Congrats on the publishing, it's a warm snuggly feeling aint it! :-)

Argent said...

Similar experiences, been writing stories poems and songs forever that no-one's bothered with or gets even if they do read them. Blogging has been a really liberating thing for me in that regard. There are people out there who actually read my stuff! This is a constant delightful suprise to me. Congrats on the publishing and here's to many more.

Raven said...

Congrats on being published! I've had a few things published but I'm not good about submitting them. I don't deal well with rejection. Blogging does offer a nice outlet.

May this be the start of a history of many, many more pieces being published.

thecheekofgod said...

Interesting post. Something to chew on, and I like that.

A friend once told me: "Writers write." His point was that there are so many of us who claim to be writers but we seldom do it with any sort of passion or consistency. I disagreed at the time, but have since come to see the wisdom of his words. And blogging, the process of plucking out sentences and getting them out of my head, has helped so many other areas of my life. It's not all genius, but it's process.

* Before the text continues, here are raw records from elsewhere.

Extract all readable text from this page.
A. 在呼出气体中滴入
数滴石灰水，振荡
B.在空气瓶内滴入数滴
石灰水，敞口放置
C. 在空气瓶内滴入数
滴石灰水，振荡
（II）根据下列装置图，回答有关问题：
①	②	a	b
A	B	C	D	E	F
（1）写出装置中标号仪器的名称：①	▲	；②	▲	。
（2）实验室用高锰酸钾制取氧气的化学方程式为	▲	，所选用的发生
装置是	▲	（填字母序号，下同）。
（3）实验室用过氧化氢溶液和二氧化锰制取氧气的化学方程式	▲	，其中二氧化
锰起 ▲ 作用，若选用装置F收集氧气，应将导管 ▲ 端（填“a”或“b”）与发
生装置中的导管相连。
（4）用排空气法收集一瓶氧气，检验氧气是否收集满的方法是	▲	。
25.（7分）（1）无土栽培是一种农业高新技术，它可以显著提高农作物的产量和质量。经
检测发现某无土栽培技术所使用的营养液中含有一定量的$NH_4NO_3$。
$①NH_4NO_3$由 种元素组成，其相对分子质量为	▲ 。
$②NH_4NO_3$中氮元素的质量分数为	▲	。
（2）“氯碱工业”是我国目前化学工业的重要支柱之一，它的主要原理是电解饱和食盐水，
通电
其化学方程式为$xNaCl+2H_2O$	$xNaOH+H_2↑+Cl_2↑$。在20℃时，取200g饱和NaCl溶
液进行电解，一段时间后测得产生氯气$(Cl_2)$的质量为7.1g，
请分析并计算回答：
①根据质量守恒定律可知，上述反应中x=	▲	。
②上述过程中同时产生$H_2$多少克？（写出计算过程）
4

And I'd gladly buy the journal. Send me the information . . .

Don't Feed The Pixies said...

watercats - the good thing is that you found an outlet, not everyone does

Argent - indeed. i'm still surprised by what people say

Raven - thanks...and keep trying.

Cheek of God - thanks for agreeing to read them :)

Rachel Fox said...

I think very few writers get success quickly or easily. As well as the work of the writing itself there is (for most people) also the long, hard slog of getting that writing out into the world (by hook or by blog...). Even for the most talented - it's a long and winding road!
Good luck with the book thing. One thing leads to another...
x

Michael said...

Awesome news. Please send me the ordering info. Maybe it's something I'm already getting!